The core issue regarding credit notes is a design assumption from a long time back:

  • to track invoice payments, invoice splits and its related payment splits are grouped in lots. Some parts of GnuCash assume invoices to be in one sign (say positive) and payments in the opposite sign (say negative for this example). Note that for bills the signs are exactly opposite but that's irrelevant for this discussion.
  • From a business logic perspective, a credit note is a negative invoice. With the above assumption (invoice=positive, payment=negative) that would mean that some parts of the business logic would incorrectly interpret a credit note split as a payment and a credit note payment as an invoice.

To avoid this unwanted confusion "negative" invoices are prohibited.

The first step of this analysis is to uncover all parts of GnuCash that may be influenced if negative invoices were allowed.

owner-report.scm

This report will display a transaction history for an owner (invoices and payments).

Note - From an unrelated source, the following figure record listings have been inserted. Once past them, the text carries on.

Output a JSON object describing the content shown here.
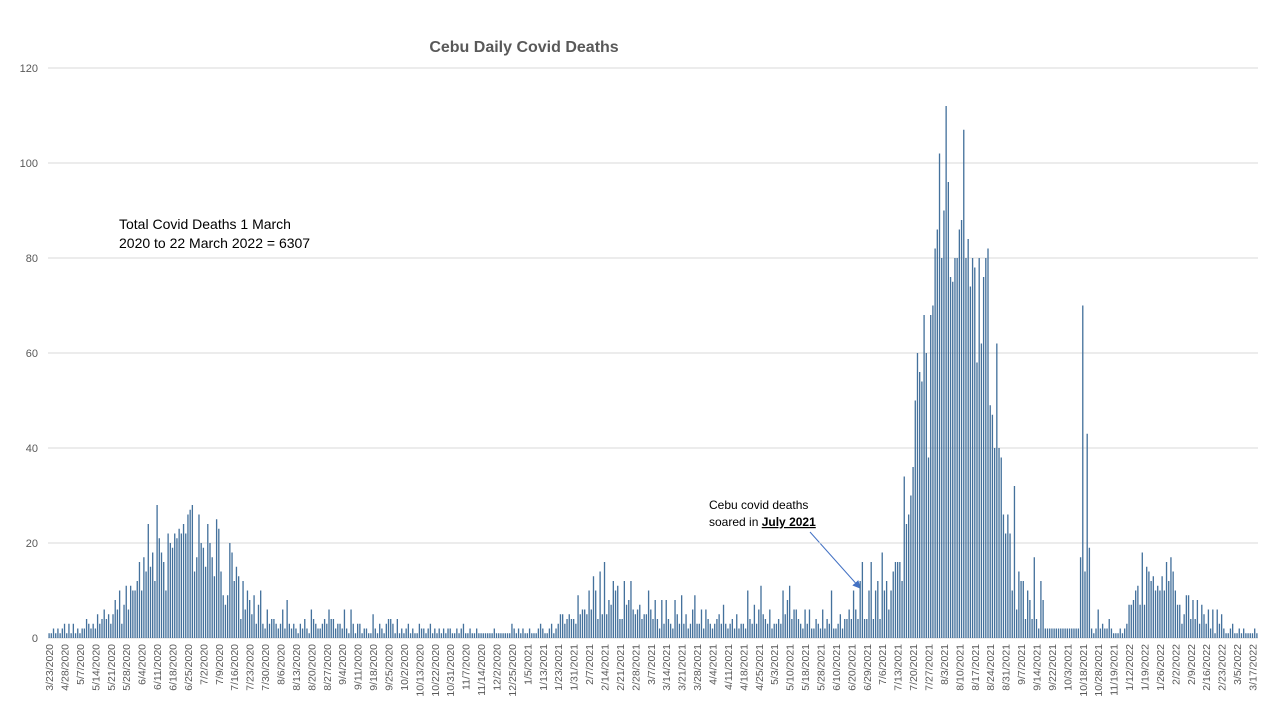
{
  "chart_data": {
    "type": "bar",
    "title": "Cebu Daily Covid Deaths",
    "annotations": [
      {
        "lines": [
          "Total Covid Deaths 1 March",
          "2020 to 22 March 2022 = 6307"
        ]
      },
      {
        "lines": [
          "Cebu covid deaths",
          "soared in"
        ],
        "emphasis": "July 2021"
      }
    ],
    "color": "#44719c",
    "grid": true,
    "ylim": [
      0,
      120
    ],
    "yticks": [
      0,
      20,
      40,
      60,
      80,
      100,
      120
    ],
    "categories": [
      "3/23/2020",
      null,
      null,
      null,
      null,
      null,
      null,
      "4/28/2020",
      null,
      null,
      null,
      null,
      null,
      null,
      "5/7/2020",
      null,
      null,
      null,
      null,
      null,
      null,
      "5/14/2020",
      null,
      null,
      null,
      null,
      null,
      null,
      "5/21/2020",
      null,
      null,
      null,
      null,
      null,
      null,
      "5/28/2020",
      null,
      null,
      null,
      null,
      null,
      null,
      "6/4/2020",
      null,
      null,
      null,
      null,
      null,
      null,
      "6/11/2020",
      null,
      null,
      null,
      null,
      null,
      null,
      "6/18/2020",
      null,
      null,
      null,
      null,
      null,
      null,
      "6/25/2020",
      null,
      null,
      null,
      null,
      null,
      null,
      "7/2/2020",
      null,
      null,
      null,
      null,
      null,
      null,
      "7/9/2020",
      null,
      null,
      null,
      null,
      null,
      null,
      "7/16/2020",
      null,
      null,
      null,
      null,
      null,
      null,
      "7/23/2020",
      null,
      null,
      null,
      null,
      null,
      null,
      "7/30/2020",
      null,
      null,
      null,
      null,
      null,
      null,
      "8/6/2020",
      null,
      null,
      null,
      null,
      null,
      null,
      "8/13/2020",
      null,
      null,
      null,
      null,
      null,
      null,
      "8/20/2020",
      null,
      null,
      null,
      null,
      null,
      null,
      "8/27/2020",
      null,
      null,
      null,
      null,
      null,
      null,
      "9/4/2020",
      null,
      null,
      null,
      null,
      null,
      null,
      "9/11/2020",
      null,
      null,
      null,
      null,
      null,
      null,
      "9/18/2020",
      null,
      null,
      null,
      null,
      null,
      null,
      "9/25/2020",
      null,
      null,
      null,
      null,
      null,
      null,
      "10/2/2020",
      null,
      null,
      null,
      null,
      null,
      null,
      "10/13/2020",
      null,
      null,
      null,
      null,
      null,
      null,
      "10/22/2020",
      null,
      null,
      null,
      null,
      null,
      null,
      "10/31/2020",
      null,
      null,
      null,
      null,
      null,
      null,
      "11/7/2020",
      null,
      null,
      null,
      null,
      null,
      null,
      "11/14/2020",
      null,
      null,
      null,
      null,
      null,
      null,
      "12/2/2020",
      null,
      null,
      null,
      null,
      null,
      null,
      "12/25/2020",
      null,
      null,
      null,
      null,
      null,
      null,
      "1/5/2021",
      null,
      null,
      null,
      null,
      null,
      null,
      "1/13/2021",
      null,
      null,
      null,
      null,
      null,
      null,
      "1/23/2021",
      null,
      null,
      null,
      null,
      null,
      null,
      "1/31/2021",
      null,
      null,
      null,
      null,
      null,
      null,
      "2/7/2021",
      null,
      null,
      null,
      null,
      null,
      null,
      "2/14/2021",
      null,
      null,
      null,
      null,
      null,
      null,
      "2/21/2021",
      null,
      null,
      null,
      null,
      null,
      null,
      "2/28/2021",
      null,
      null,
      null,
      null,
      null,
      null,
      "3/7/2021",
      null,
      null,
      null,
      null,
      null,
      null,
      "3/14/2021",
      null,
      null,
      null,
      null,
      null,
      null,
      "3/21/2021",
      null,
      null,
      null,
      null,
      null,
      null,
      "3/28/2021",
      null,
      null,
      null,
      null,
      null,
      null,
      "4/4/2021",
      null,
      null,
      null,
      null,
      null,
      null,
      "4/11/2021",
      null,
      null,
      null,
      null,
      null,
      null,
      "4/18/2021",
      null,
      null,
      null,
      null,
      null,
      null,
      "4/25/2021",
      null,
      null,
      null,
      null,
      null,
      null,
      "5/3/2021",
      null,
      null,
      null,
      null,
      null,
      null,
      "5/10/2021",
      null,
      null,
      null,
      null,
      null,
      null,
      "5/18/2021",
      null,
      null,
      null,
      null,
      null,
      null,
      "5/28/2021",
      null,
      null,
      null,
      null,
      null,
      null,
      "6/10/2021",
      null,
      null,
      null,
      null,
      null,
      null,
      "6/20/2021",
      null,
      null,
      null,
      null,
      null,
      null,
      "6/29/2021",
      null,
      null,
      null,
      null,
      null,
      null,
      "7/6/2021",
      null,
      null,
      null,
      null,
      null,
      null,
      "7/13/2021",
      null,
      null,
      null,
      null,
      null,
      null,
      "7/20/2021",
      null,
      null,
      null,
      null,
      null,
      null,
      "7/27/2021",
      null,
      null,
      null,
      null,
      null,
      null,
      "8/3/2021",
      null,
      null,
      null,
      null,
      null,
      null,
      "8/10/2021",
      null,
      null,
      null,
      null,
      null,
      null,
      "8/17/2021",
      null,
      null,
      null,
      null,
      null,
      null,
      "8/24/2021",
      null,
      null,
      null,
      null,
      null,
      null,
      "8/31/2021",
      null,
      null,
      null,
      null,
      null,
      null,
      "9/7/2021",
      null,
      null,
      null,
      null,
      null,
      null,
      "9/14/2021",
      null,
      null,
      null,
      null,
      null,
      null,
      "9/22/2021",
      null,
      null,
      null,
      null,
      null,
      null,
      "10/3/2021",
      null,
      null,
      null,
      null,
      null,
      null,
      "10/18/2021",
      null,
      null,
      null,
      null,
      null,
      null,
      "10/28/2021",
      null,
      null,
      null,
      null,
      null,
      null,
      "11/19/2021",
      null,
      null,
      null,
      null,
      null,
      null,
      "1/12/2022",
      null,
      null,
      null,
      null,
      null,
      null,
      "1/19/2022",
      null,
      null,
      null,
      null,
      null,
      null,
      "1/26/2022",
      null,
      null,
      null,
      null,
      null,
      null,
      "2/2/2022",
      null,
      null,
      null,
      null,
      null,
      null,
      "2/9/2022",
      null,
      null,
      null,
      null,
      null,
      null,
      "2/16/2022",
      null,
      null,
      null,
      null,
      null,
      null,
      "2/23/2022",
      null,
      null,
      null,
      null,
      null,
      null,
      "3/5/2022",
      null,
      null,
      null,
      null,
      null,
      null,
      "3/17/2022",
      null,
      null
    ],
    "values": [
      1,
      1,
      2,
      1,
      2,
      1,
      2,
      3,
      1,
      3,
      1,
      3,
      1,
      2,
      1,
      2,
      2,
      4,
      3,
      2,
      3,
      2,
      5,
      3,
      4,
      6,
      4,
      5,
      3,
      5,
      8,
      6,
      10,
      3,
      7,
      11,
      6,
      11,
      10,
      10,
      12,
      16,
      10,
      17,
      14,
      24,
      15,
      18,
      12,
      28,
      21,
      18,
      16,
      10,
      22,
      20,
      19,
      22,
      21,
      23,
      22,
      24,
      22,
      26,
      27,
      28,
      14,
      17,
      26,
      20,
      19,
      15,
      24,
      20,
      17,
      13,
      25,
      23,
      14,
      9,
      7,
      9,
      20,
      18,
      12,
      15,
      13,
      4,
      12,
      6,
      10,
      8,
      5,
      9,
      3,
      7,
      10,
      3,
      2,
      6,
      3,
      4,
      4,
      3,
      2,
      3,
      6,
      2,
      8,
      3,
      2,
      3,
      2,
      1,
      3,
      2,
      4,
      2,
      1,
      6,
      4,
      3,
      2,
      2,
      3,
      4,
      3,
      6,
      4,
      4,
      2,
      3,
      3,
      2,
      6,
      2,
      1,
      6,
      3,
      1,
      3,
      3,
      1,
      2,
      2,
      1,
      1,
      5,
      2,
      1,
      3,
      2,
      1,
      3,
      4,
      4,
      3,
      1,
      4,
      1,
      2,
      1,
      2,
      3,
      1,
      2,
      1,
      1,
      3,
      2,
      2,
      1,
      2,
      3,
      1,
      2,
      1,
      2,
      1,
      2,
      1,
      2,
      2,
      1,
      1,
      2,
      1,
      2,
      3,
      1,
      1,
      2,
      1,
      1,
      2,
      1,
      1,
      1,
      1,
      1,
      1,
      1,
      2,
      1,
      1,
      1,
      1,
      1,
      1,
      1,
      3,
      2,
      1,
      2,
      1,
      2,
      1,
      1,
      2,
      1,
      1,
      1,
      2,
      3,
      2,
      1,
      1,
      2,
      3,
      1,
      2,
      3,
      5,
      5,
      3,
      4,
      5,
      4,
      4,
      3,
      9,
      5,
      6,
      6,
      5,
      10,
      6,
      13,
      10,
      4,
      14,
      5,
      16,
      5,
      8,
      7,
      12,
      10,
      11,
      4,
      4,
      12,
      7,
      8,
      12,
      6,
      5,
      6,
      7,
      4,
      5,
      5,
      10,
      6,
      4,
      8,
      4,
      2,
      8,
      3,
      8,
      4,
      3,
      2,
      8,
      5,
      3,
      9,
      3,
      5,
      2,
      3,
      6,
      9,
      3,
      3,
      6,
      2,
      6,
      4,
      3,
      2,
      3,
      4,
      5,
      3,
      7,
      3,
      2,
      3,
      4,
      2,
      5,
      2,
      3,
      3,
      2,
      10,
      4,
      3,
      7,
      3,
      6,
      11,
      5,
      4,
      3,
      6,
      2,
      3,
      3,
      4,
      3,
      10,
      5,
      8,
      11,
      4,
      6,
      6,
      4,
      3,
      2,
      6,
      3,
      6,
      2,
      2,
      4,
      3,
      2,
      6,
      2,
      4,
      3,
      10,
      2,
      2,
      3,
      5,
      2,
      4,
      4,
      6,
      4,
      10,
      6,
      4,
      12,
      16,
      4,
      4,
      10,
      16,
      4,
      10,
      12,
      4,
      18,
      10,
      12,
      6,
      10,
      14,
      16,
      16,
      16,
      12,
      34,
      24,
      26,
      30,
      36,
      50,
      60,
      56,
      54,
      68,
      60,
      38,
      68,
      70,
      82,
      86,
      102,
      80,
      90,
      112,
      96,
      76,
      75,
      80,
      80,
      86,
      88,
      107,
      80,
      84,
      74,
      80,
      78,
      58,
      80,
      62,
      76,
      80,
      82,
      49,
      47,
      40,
      62,
      40,
      38,
      26,
      22,
      26,
      22,
      10,
      32,
      6,
      14,
      12,
      12,
      4,
      10,
      8,
      4,
      17,
      4,
      2,
      12,
      8,
      2,
      2,
      2,
      2,
      2,
      2,
      2,
      2,
      2,
      2,
      2,
      2,
      2,
      2,
      2,
      2,
      17,
      70,
      14,
      43,
      19,
      2,
      1,
      2,
      6,
      2,
      3,
      2,
      2,
      4,
      2,
      1,
      1,
      1,
      2,
      1,
      2,
      3,
      7,
      7,
      8,
      10,
      11,
      7,
      18,
      7,
      15,
      14,
      12,
      13,
      10,
      11,
      10,
      13,
      10,
      16,
      12,
      17,
      14,
      10,
      7,
      7,
      3,
      5,
      9,
      9,
      4,
      8,
      4,
      8,
      3,
      7,
      5,
      3,
      6,
      2,
      6,
      1,
      6,
      3,
      5,
      2,
      1,
      1,
      2,
      3,
      1,
      1,
      2,
      1,
      2,
      1,
      1,
      1,
      1,
      2,
      1
    ]
  }
}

It distinguishes between invoice splits and payment splits based on the transaction type (currently can be 'I' for invoice and 'P' for payment). If credit notes are introduced in the business logic as a negative invoice, the invoice splits would still have the 'I' transaction type and payment splits would still have the 'P' transaction type. Hence this report is not influenced. If however a new transaction type is introduced for credit notes (say 'C'), this report will no longer show the credit note splits.

aging.scm

This report uses the positive=invoice, negative=payment assumption. It doesn't however list separate splits in detail. It only creates sums for splits that increase or decrease open invoices or overpayments. In that calculation it doesn't really matter whether a split was actually an invoice or a payment split. The sums still add up correctly with credit notes (negative invoice splits) and credit note payments (positive invoice splits). So this report is most likely not affected.